Neuroengineering, also known as neural engineering, is a rapidly expanding interdisciplinary field that bridges neuroscience and engineering. It encompasses research at the cellular, tissue, and systems levels, and has become a core discipline within biomedical engineering and beyond. By applying engineering principles and methods, neuroengineering studies the nervous system and develops techniques for diagnosing, treating, and rehabilitating neurological disorders. This field includes neural sensing, signal processing, interfacing, modulation, computation, imaging, and device development, among others. Over the past decade, significant progress has been made in neuroengineering, or neurotechnology, which focuses more on neural devices or tools. This progress is partly attributable to initiatives such as the Brain Research through Advancing Innovative Neurotechnologies (BRAIN) Initiative in the U.S. and similar efforts worldwide.
Neurotechnology has made significant strides in both implantable and wearable devices. Implantable neurotechnologies, such as deep brain stimulation (DBS) devices for treating Parkinson’s disease etc. or spinal cord stimulation devices for managing pain etc., along with invasive brain–computer interface (BCI) devices for motor or communication prostheses, have demonstrated notable success. DBS devices, known for their effectiveness and reliability, have been implanted in over 160,000 patients to manage various neurological disorders. Conversely, implantable BCI devices have primarily remained within academic research labs for proof-of-concept studies and technological demonstrations, with only several dozen patients so far undergoing implantation. However, there is a growing interest from industry in commercializing such technology.
My journey in neuroengineering began with electroencephalography (EEG) for neural sensing and source localization. This research aims to understand brain function using noninvasive signals. EEG captures the electrical activity of neuron populations in the brain. While most neurons do not directly produce signals detectable at the scalp, synchronized firing of specific neuron sub-populations generates measurable electric potentials that can be detected using scalp electrodes. By employing an array of EEG electrodes, researchers have demonstrated the ability to capture its spatio-temporal distribution. This enables the localization and imaging of dynamic brain electrical activity in three-dimensional space. Today, EEG encompasses not only time series signals (waveforms recorded at specific electrodes) or spatial topographies (equi-potential maps over the scalp at specific time points), but also three-dimensional dynamic source images estimated by solving the source imaging problem. Similar to its magnetic counterpart, magnetoencephalography (MEG), EEG has emerged as a modern functional neuroimaging technology over recent decades, facilitating the imaging of brain activation and functional connectivity.

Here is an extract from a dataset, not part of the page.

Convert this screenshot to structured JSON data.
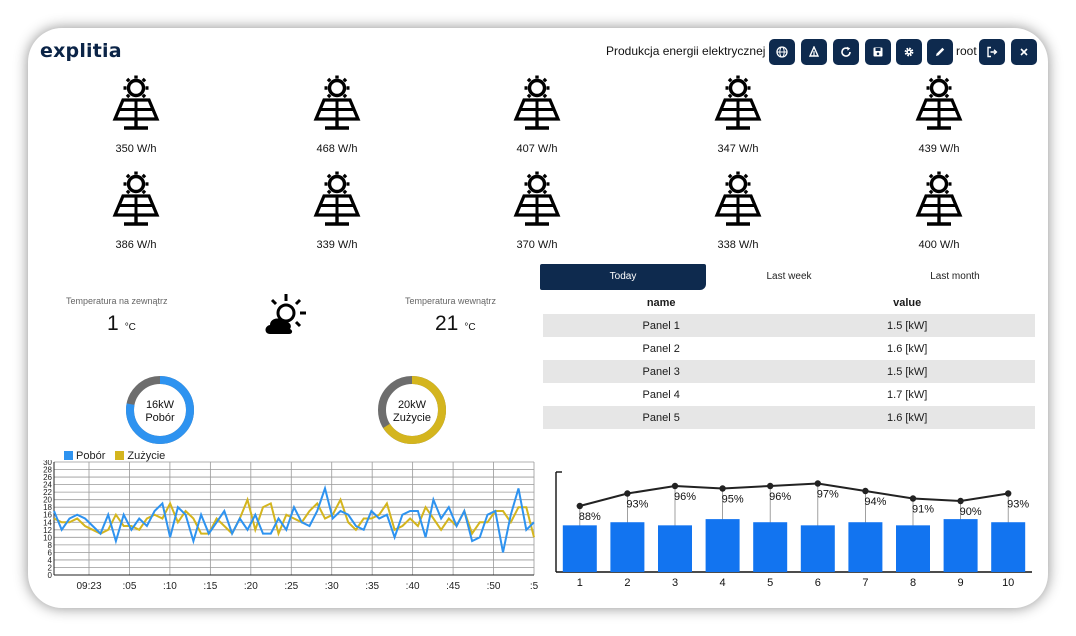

In addition to its role in understanding the brain, EEG has been instrumental in decoding intentions and controlling external devices, leading to the development of mind-controlled neuro-devices. BCIs decode brain intentions, empowering individuals, including those with motor impairments, to directly control computers or machines using brain signals, bypassing the conventional neuromuscular pathway. BCIs come in various forms, categorized as invasive, minimally invasive, or noninvasive. Invasive BCIs involve electrode implantation into the brain, offering high signal quality but limited by surgical requirements and safety risks. Minimally invasive BCIs utilize electrodes implanted over the brain surface or within brain blood vessels. Noninvasive BCIs, primarily utilizing EEG due to its safety, simplicity, and low cost, hold promise for widespread use among patients and the general population. However, they face technical challenges in extracting weak intention signals amidst background noise, as well as information reduction during transmission from the neuron sub-populations responsible for generating intentions to the scalp electrodes. This reduction of information can hinder the accuracy of noninvasive BCI systems. Engineering and neuroscience research efforts are essential to address these challenges and enhance the precision and reliability of noninvasive BCIs for everyday applications.

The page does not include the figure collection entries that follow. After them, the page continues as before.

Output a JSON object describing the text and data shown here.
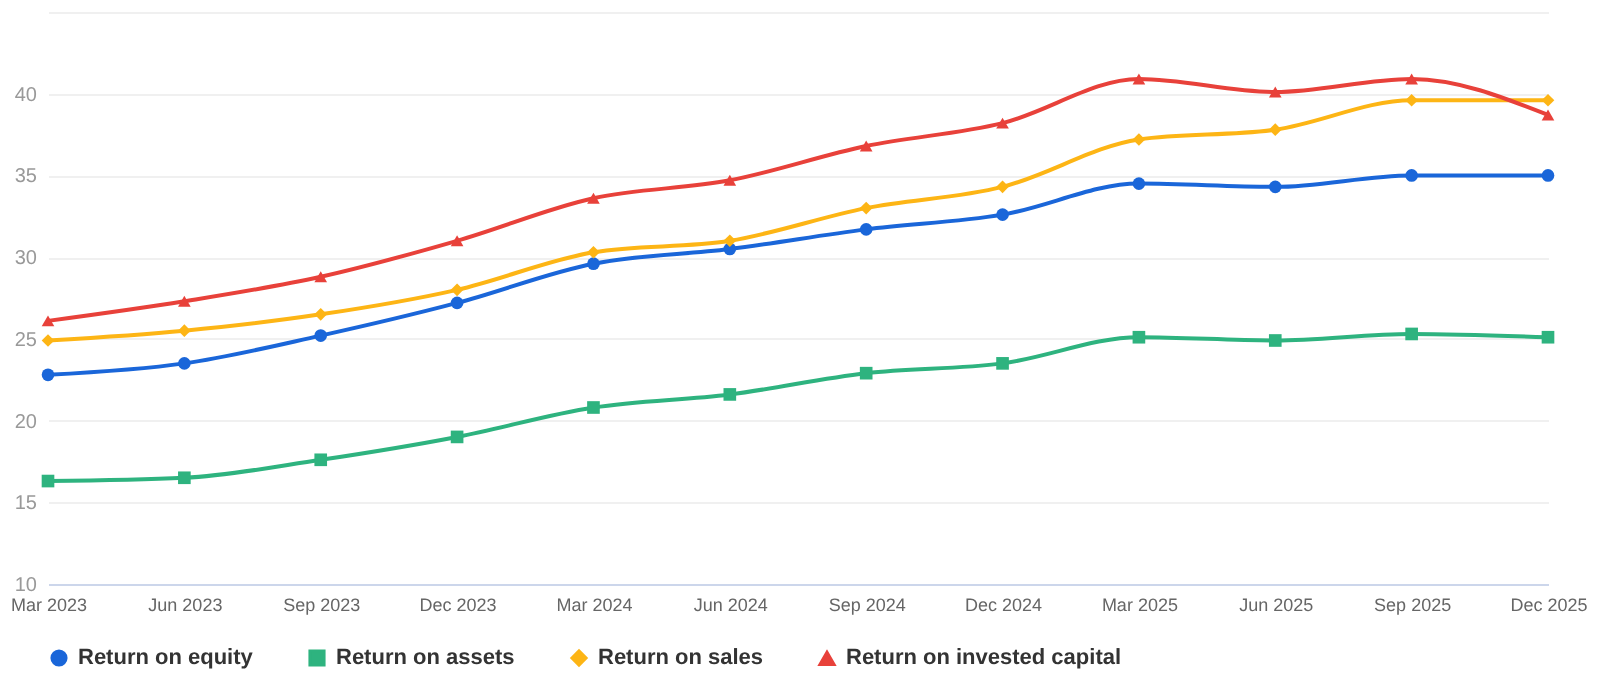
{
  "chart_data": {
    "type": "line",
    "categories": [
      "Mar 2023",
      "Jun 2023",
      "Sep 2023",
      "Dec 2023",
      "Mar 2024",
      "Jun 2024",
      "Sep 2024",
      "Dec 2024",
      "Mar 2025",
      "Jun 2025",
      "Sep 2025",
      "Dec 2025"
    ],
    "series": [
      {
        "name": "Return on equity",
        "color": "#1a66d9",
        "marker": "circle",
        "values": [
          22.8,
          23.5,
          25.2,
          27.2,
          29.6,
          30.5,
          31.7,
          32.6,
          34.5,
          34.3,
          35.0,
          35.0
        ]
      },
      {
        "name": "Return on assets",
        "color": "#2eb37f",
        "marker": "square",
        "values": [
          16.3,
          16.5,
          17.6,
          19.0,
          20.8,
          21.6,
          22.9,
          23.5,
          25.1,
          24.9,
          25.3,
          25.1
        ]
      },
      {
        "name": "Return on sales",
        "color": "#fdb515",
        "marker": "diamond",
        "values": [
          24.9,
          25.5,
          26.5,
          28.0,
          30.3,
          31.0,
          33.0,
          34.3,
          37.2,
          37.8,
          39.6,
          39.6
        ]
      },
      {
        "name": "Return on invested capital",
        "color": "#e8413a",
        "marker": "triangle",
        "values": [
          26.1,
          27.3,
          28.8,
          31.0,
          33.6,
          34.7,
          36.8,
          38.2,
          40.9,
          40.1,
          40.9,
          38.7
        ]
      }
    ],
    "ylim": [
      10,
      45
    ],
    "yticks": [
      10,
      15,
      20,
      25,
      30,
      35,
      40,
      {
        "value": 45,
        "label": null
      }
    ],
    "grid": "y",
    "legend": "bottom",
    "line_style": "solid"
  }
}
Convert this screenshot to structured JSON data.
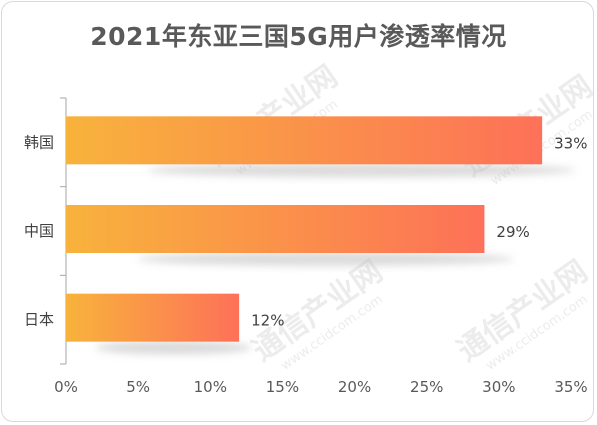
{
  "chart_data": {
    "type": "bar",
    "orientation": "horizontal",
    "title": "2021年东亚三国5G用户渗透率情况",
    "categories": [
      "韩国",
      "中国",
      "日本"
    ],
    "values": [
      33,
      29,
      12
    ],
    "value_labels": [
      "33%",
      "29%",
      "12%"
    ],
    "xlim": [
      0,
      35
    ],
    "x_ticks": [
      "0%",
      "5%",
      "10%",
      "15%",
      "20%",
      "25%",
      "30%",
      "35%"
    ],
    "grid": false,
    "bar_gradient": [
      "#f8b33c",
      "#fd7158"
    ]
  },
  "watermark": {
    "text": "通信产业网",
    "sub": "www.ccidcom.com"
  }
}
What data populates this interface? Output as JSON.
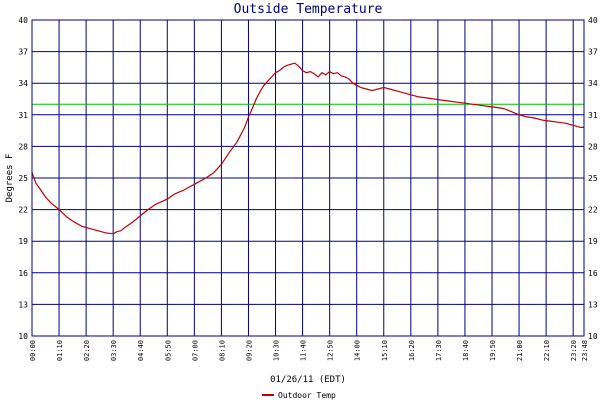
{
  "chart_data": {
    "type": "line",
    "title": "Outside Temperature",
    "xlabel": "01/26/11 (EDT)",
    "ylabel": "Degrees F",
    "ylim": [
      10,
      40
    ],
    "yticks": [
      10,
      13,
      16,
      19,
      22,
      25,
      28,
      31,
      34,
      37,
      40
    ],
    "xticks": [
      {
        "label": "00:00",
        "t": 0
      },
      {
        "label": "01:10",
        "t": 70
      },
      {
        "label": "02:20",
        "t": 140
      },
      {
        "label": "03:30",
        "t": 210
      },
      {
        "label": "04:40",
        "t": 280
      },
      {
        "label": "05:50",
        "t": 350
      },
      {
        "label": "07:00",
        "t": 420
      },
      {
        "label": "08:10",
        "t": 490
      },
      {
        "label": "09:20",
        "t": 560
      },
      {
        "label": "10:30",
        "t": 630
      },
      {
        "label": "11:40",
        "t": 700
      },
      {
        "label": "12:50",
        "t": 770
      },
      {
        "label": "14:00",
        "t": 840
      },
      {
        "label": "15:10",
        "t": 910
      },
      {
        "label": "16:20",
        "t": 980
      },
      {
        "label": "17:30",
        "t": 1050
      },
      {
        "label": "18:40",
        "t": 1120
      },
      {
        "label": "19:50",
        "t": 1190
      },
      {
        "label": "21:00",
        "t": 1260
      },
      {
        "label": "22:10",
        "t": 1330
      },
      {
        "label": "23:20",
        "t": 1400
      },
      {
        "label": "23:48",
        "t": 1428
      }
    ],
    "xlim": [
      0,
      1428
    ],
    "reference_line": {
      "value": 32,
      "color": "#00c000"
    },
    "series": [
      {
        "name": "Outdoor Temp",
        "color": "#c00000",
        "x": [
          0,
          10,
          20,
          35,
          50,
          60,
          70,
          90,
          110,
          130,
          150,
          170,
          190,
          210,
          220,
          230,
          240,
          260,
          280,
          300,
          320,
          350,
          370,
          390,
          410,
          430,
          450,
          470,
          490,
          510,
          530,
          550,
          560,
          570,
          580,
          590,
          600,
          610,
          620,
          630,
          640,
          650,
          660,
          670,
          680,
          690,
          700,
          710,
          720,
          730,
          740,
          750,
          760,
          770,
          780,
          790,
          800,
          810,
          820,
          830,
          840,
          850,
          860,
          870,
          880,
          890,
          900,
          910,
          920,
          930,
          940,
          950,
          960,
          970,
          980,
          990,
          1000,
          1020,
          1040,
          1060,
          1080,
          1100,
          1120,
          1140,
          1160,
          1180,
          1200,
          1220,
          1240,
          1260,
          1280,
          1300,
          1320,
          1340,
          1360,
          1380,
          1400,
          1410,
          1420,
          1428
        ],
        "y": [
          25.5,
          24.5,
          24.0,
          23.2,
          22.6,
          22.3,
          22.0,
          21.3,
          20.8,
          20.4,
          20.2,
          20.0,
          19.8,
          19.7,
          19.9,
          20.0,
          20.3,
          20.8,
          21.4,
          22.0,
          22.5,
          23.0,
          23.5,
          23.8,
          24.2,
          24.6,
          25.0,
          25.5,
          26.3,
          27.4,
          28.4,
          29.8,
          30.8,
          31.6,
          32.5,
          33.2,
          33.8,
          34.2,
          34.6,
          35.0,
          35.2,
          35.5,
          35.7,
          35.8,
          35.9,
          35.6,
          35.2,
          35.0,
          35.1,
          34.9,
          34.6,
          35.0,
          34.8,
          35.1,
          34.9,
          35.0,
          34.7,
          34.6,
          34.4,
          34.0,
          33.8,
          33.6,
          33.5,
          33.4,
          33.3,
          33.4,
          33.5,
          33.6,
          33.5,
          33.4,
          33.3,
          33.2,
          33.1,
          33.0,
          32.9,
          32.8,
          32.7,
          32.6,
          32.5,
          32.4,
          32.3,
          32.2,
          32.1,
          32.0,
          31.9,
          31.8,
          31.7,
          31.6,
          31.3,
          31.0,
          30.8,
          30.7,
          30.5,
          30.4,
          30.3,
          30.2,
          30.0,
          29.9,
          29.8,
          29.8
        ]
      }
    ],
    "legend": {
      "position": "bottom"
    },
    "grid": true
  }
}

Recent advances in artificial intelligence (AI) and machine learning suggest promising avenues for enhancing noninvasive BCI performance, potentially leading to precise and robust brain-controlled neuro-devices. These include machine learning and deep learning-based algorithms aimed at improving the decoding performance to more reliably and precisely extract an individual’s movement intention. Such advancements enable the tracking of a continuously moving cursor, controlling the flight of a drone, maneuvering a wheelchair, or guiding the movement of a robotic arm in three-dimensional space.
Similar to its invasive counterpart, DBS, transcranial focused ultrasound (tFUS) neuromodulation has recently emerged as a neurotechnology capable of selectively exciting or inhibiting specific neural circuits with cell type specificity and deep brain penetration. A recent study from our lab demonstrates that tFUS stimulation applied to V5 can enhance the performance of human visual motion-based BCIs for communication purposes by modulating feature-based attention. This integration of tFUS with EEG-based BCIs suggests a promising avenue for further enhancing noninvasive BCI performance through high-specificity neuromodulation.
In summary, neuroengineering shows great promise in deepening our understanding of the brain and in the development of technologies for diagnosing and managing neurological disorders. Whether through invasive or noninvasive methods, the convergence of engineering and neuroscience will remain pivotal in driving innovations in neuroengineering.